The Untold Story of Atari Founder Nolan Bushnell’s Visionary 1980s Tech Incubator

Friday, February 17th, 2017

The Story of Nolan Bushnell

Up now on FastCompany.com is my latest piece in a series of deep-dives into little-known tech history. (I wrote this last year – it’s been simmering on the backburner for quite some time.)

My article is about Nolan Bushnell’s Catalyst Technologies, a pioneering high-tech incubator in the 1980s:

In the annals of Silicon Valley history, Nolan Bushnell’s name conjures up both brilliant success and spectacular failure. His two landmark achievements were founding Atari in 1972–laying the groundwork for the entire video game industry–and starting Chuck E. Cheese’s Pizza Time Theatre in 1977. But there’s another highlight of Bushnell’s bio that has long gone undocumented: pioneer of the high-tech incubator.

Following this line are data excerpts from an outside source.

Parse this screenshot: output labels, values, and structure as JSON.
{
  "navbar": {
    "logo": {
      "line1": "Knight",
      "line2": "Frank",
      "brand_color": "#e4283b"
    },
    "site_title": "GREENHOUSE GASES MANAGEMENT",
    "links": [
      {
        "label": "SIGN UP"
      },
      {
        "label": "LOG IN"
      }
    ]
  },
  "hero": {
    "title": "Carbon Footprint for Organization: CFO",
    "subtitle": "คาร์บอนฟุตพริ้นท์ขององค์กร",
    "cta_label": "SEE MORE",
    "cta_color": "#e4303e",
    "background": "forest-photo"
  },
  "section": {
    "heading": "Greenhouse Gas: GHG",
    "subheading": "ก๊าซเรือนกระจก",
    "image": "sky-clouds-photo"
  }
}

In 1981, Bushnell created Catalyst Technologies, a venture-capital partnership designed to bring the future to life by turning his ideas into companies. In the era of the TRS-80, Betamax, and CB radio, startups funded by Catalyst pursued an array of visionary concepts–from interactive TV to online shopping to door-to-door navigation–that created entire industries decades later. “I read science fiction, and I wanted to live there,” Bushnell explains.

In researching the history of Catalyst, I found that it was far more successful than most people think, and that Bushnell’s post-Atari track record, despite several high-profile failures, is not as bad as one might assume from the negative media coverage he once garnered. It’s time to reconsider his post-Atari legacy, in my opinion, and this article is the first stop in doing so. Hope you enjoy it.